Repubblica 20.6.15
L’amaca
Il “suprematismo”
di Michele Serra
CHE NOME elegante, “suprematismo”, per definire quella sudicia tara dell’anima che è il razzismo. Non quello rozzo, animalesco, dettato dalla paura istintiva dell’altro; ma quello organizzato a freddo, pensato, scritto e letto, con i suoi maestrini e i suoi pensierini, le sue bandierine e le sue armi mortali, il vergognoso razzismo che teorizza l’inferiorità degli altri come disperato rimedio alla propria. “Inferiore” è un aggettivo terribile da usare — se si ha rispetto e pietà dell’umano — ma aiuta a definire quel pozzo di demenza nel quale si sprofonda ogni volta che ci si imbatte in tipi come questo Dylann, con un padre come quello che, da maschio a maschio, gli regala un pistolone tanto per chiarire che il feticismo per le armi da fuoco non è una malattia sociale, no, ma un gagliardo diritto di uomini liberi, da tramandare nelle generazioni.
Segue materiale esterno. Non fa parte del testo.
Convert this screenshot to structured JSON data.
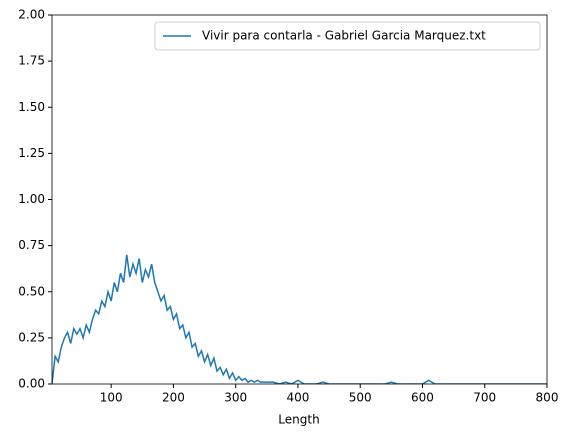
{
  "chart_data": {
    "type": "line",
    "xlabel": "Length",
    "x": [
      5,
      10,
      15,
      20,
      25,
      30,
      35,
      40,
      45,
      50,
      55,
      60,
      65,
      70,
      75,
      80,
      85,
      90,
      95,
      100,
      105,
      110,
      115,
      120,
      125,
      130,
      135,
      140,
      145,
      150,
      155,
      160,
      165,
      170,
      175,
      180,
      185,
      190,
      195,
      200,
      205,
      210,
      215,
      220,
      225,
      230,
      235,
      240,
      245,
      250,
      255,
      260,
      265,
      270,
      275,
      280,
      285,
      290,
      295,
      300,
      305,
      310,
      315,
      320,
      325,
      330,
      335,
      340,
      345,
      350,
      360,
      370,
      380,
      390,
      400,
      410,
      420,
      430,
      440,
      450,
      460,
      470,
      480,
      490,
      500,
      510,
      520,
      530,
      540,
      550,
      560,
      570,
      580,
      590,
      600,
      610,
      620,
      630,
      640,
      650,
      660,
      670,
      680,
      690,
      700,
      710,
      720,
      730,
      740,
      750,
      760,
      770,
      780,
      790,
      800
    ],
    "series": [
      {
        "name": "Vivir para contarla - Gabriel Garcia Marquez.txt",
        "color": "#1f77b4",
        "values": [
          0.0,
          0.15,
          0.12,
          0.2,
          0.25,
          0.28,
          0.22,
          0.3,
          0.27,
          0.3,
          0.25,
          0.32,
          0.28,
          0.35,
          0.4,
          0.38,
          0.45,
          0.42,
          0.5,
          0.45,
          0.55,
          0.5,
          0.6,
          0.55,
          0.7,
          0.58,
          0.65,
          0.6,
          0.68,
          0.55,
          0.62,
          0.58,
          0.65,
          0.55,
          0.5,
          0.45,
          0.48,
          0.4,
          0.42,
          0.35,
          0.38,
          0.3,
          0.32,
          0.25,
          0.28,
          0.2,
          0.22,
          0.15,
          0.18,
          0.12,
          0.16,
          0.1,
          0.14,
          0.07,
          0.09,
          0.05,
          0.08,
          0.03,
          0.06,
          0.02,
          0.04,
          0.02,
          0.03,
          0.01,
          0.02,
          0.01,
          0.02,
          0.01,
          0.01,
          0.01,
          0.01,
          0,
          0.01,
          0,
          0.02,
          0,
          0,
          0,
          0.01,
          0,
          0,
          0,
          0,
          0,
          0,
          0,
          0,
          0,
          0,
          0.01,
          0,
          0,
          0,
          0,
          0,
          0.02,
          0,
          0,
          0,
          0,
          0,
          0,
          0,
          0,
          0,
          0,
          0,
          0,
          0,
          0,
          0,
          0,
          0,
          0,
          0
        ]
      }
    ],
    "xlim": [
      5,
      800
    ],
    "xticks": [
      100,
      200,
      300,
      400,
      500,
      600,
      700,
      800
    ],
    "ylim": [
      0,
      2
    ],
    "yticks": [
      {
        "value": 0,
        "label": "0.00"
      },
      {
        "value": 0.25,
        "label": "0.25"
      },
      {
        "value": 0.5,
        "label": "0.50"
      },
      {
        "value": 0.75,
        "label": "0.75"
      },
      {
        "value": 1,
        "label": "1.00"
      },
      {
        "value": 1.25,
        "label": "1.25"
      },
      {
        "value": 1.5,
        "label": "1.50"
      },
      {
        "value": 1.75,
        "label": "1.75"
      },
      {
        "value": 2,
        "label": "2.00"
      }
    ],
    "legend": "upper right"
  }
}
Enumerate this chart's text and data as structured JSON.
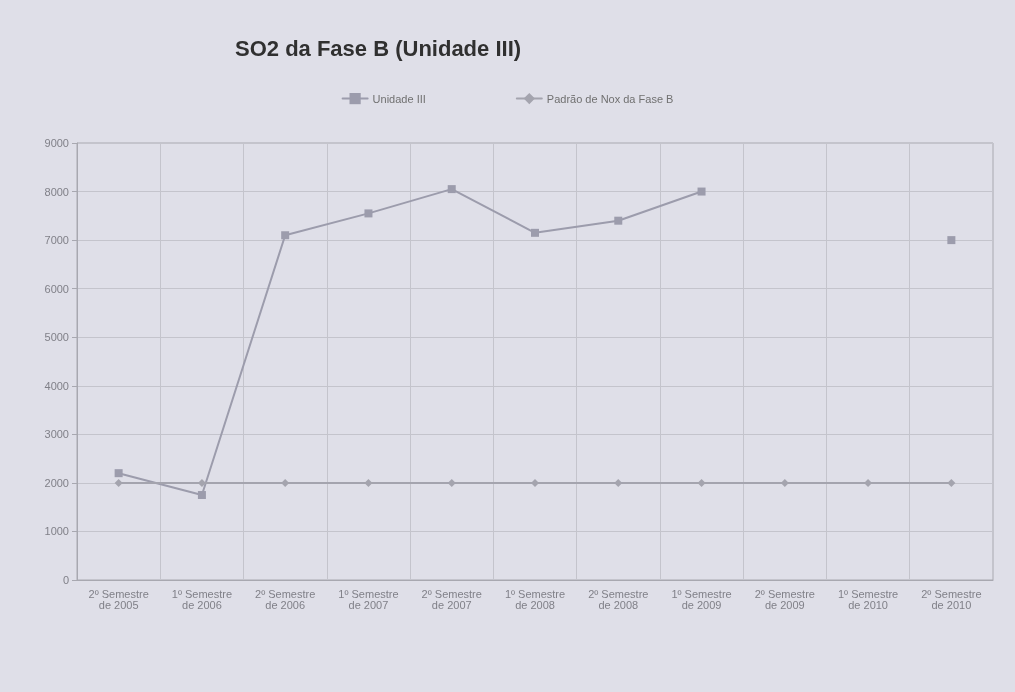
{
  "chart_data": {
    "type": "line",
    "title": "SO2 da Fase B (Unidade III)",
    "categories": [
      "2º Semestre de 2005",
      "1º Semestre de 2006",
      "2º Semestre de 2006",
      "1º Semestre de 2007",
      "2º Semestre de 2007",
      "1º Semestre de 2008",
      "2º Semestre de 2008",
      "1º Semestre de 2009",
      "2º Semestre de 2009",
      "1º Semestre de 2010",
      "2º Semestre de 2010"
    ],
    "series": [
      {
        "name": "Unidade III",
        "color": "#9c9cac",
        "marker": "square",
        "values": [
          2200,
          1750,
          7100,
          7550,
          8050,
          7150,
          7400,
          8000,
          null,
          null,
          7000
        ]
      },
      {
        "name": "Padrão de Nox da Fase B",
        "color": "#a4a4ae",
        "marker": "diamond",
        "values": [
          2000,
          2000,
          2000,
          2000,
          2000,
          2000,
          2000,
          2000,
          2000,
          2000,
          2000
        ]
      }
    ],
    "ylim": [
      0,
      9000
    ],
    "yticks": [
      0,
      1000,
      2000,
      3000,
      4000,
      5000,
      6000,
      7000,
      8000,
      9000
    ],
    "grid": true,
    "legend": "top",
    "line_style": "solid"
  }
}
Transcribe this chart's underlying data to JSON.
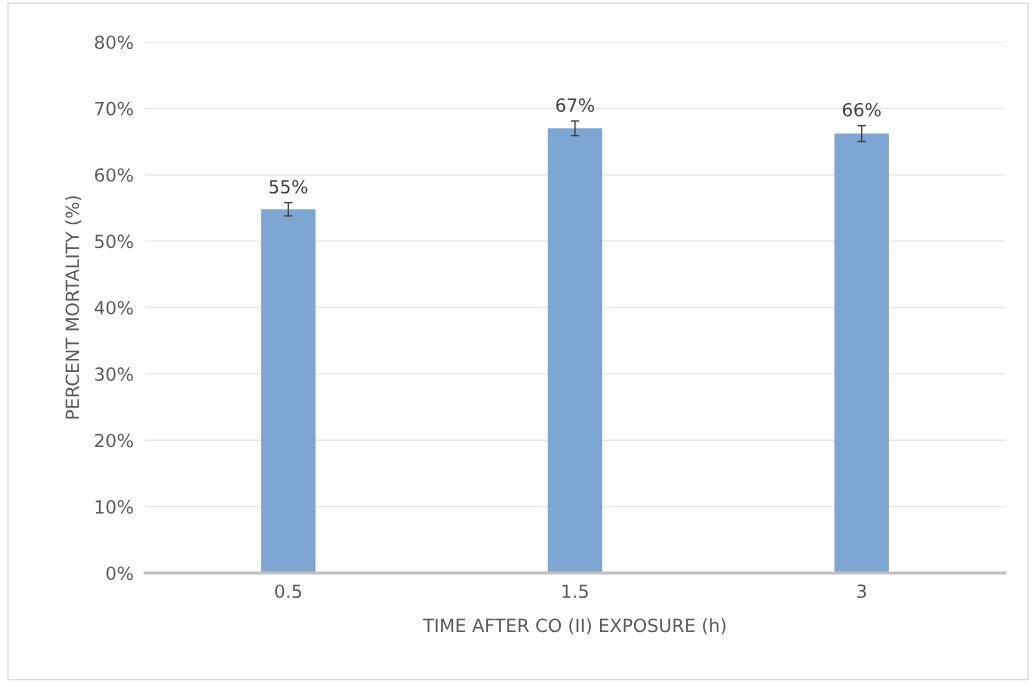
{
  "chart_data": {
    "type": "bar",
    "xlabel": "TIME AFTER CO (II) EXPOSURE (h)",
    "ylabel": "PERCENT MORTALITY (%)",
    "categories": [
      "0.5",
      "1.5",
      "3"
    ],
    "values": [
      54.8,
      67.0,
      66.2
    ],
    "errors": [
      1.0,
      1.1,
      1.2
    ],
    "value_labels": [
      "55%",
      "67%",
      "66%"
    ],
    "color": "#7ea6d2",
    "ylim": [
      0,
      80
    ],
    "yticks": [
      {
        "value": 0,
        "label": "0%"
      },
      {
        "value": 10,
        "label": "10%"
      },
      {
        "value": 20,
        "label": "20%"
      },
      {
        "value": 30,
        "label": "30%"
      },
      {
        "value": 40,
        "label": "40%"
      },
      {
        "value": 50,
        "label": "50%"
      },
      {
        "value": 60,
        "label": "60%"
      },
      {
        "value": 70,
        "label": "70%"
      },
      {
        "value": 80,
        "label": "80%"
      }
    ],
    "grid": "y"
  }
}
Piccoli mondi magari formalmente lindi ma dal cuore piccolo, dallo sguardo ottuso, feroci guardiani della propria meschinità. Capaci di frugare nel web fino a trovare le pezze d’appoggio del loro odio, come quella goffa invenzione segregazionista che fu la Rhodesia di Ian Smith, remoto ricordo dei telegiornali in bianco e nero della nostra adolescenza che impavesa, oggi, le t-shirt degli adolescenti nazisti americani. Il fatto che perfino la bandiera rhodesiana — una deprecabile ma trascurabile invenzione della storia — possa diventare “un simbolo” lascia capire quanto smisurato sia il fabbisogno dell’odio mondiale.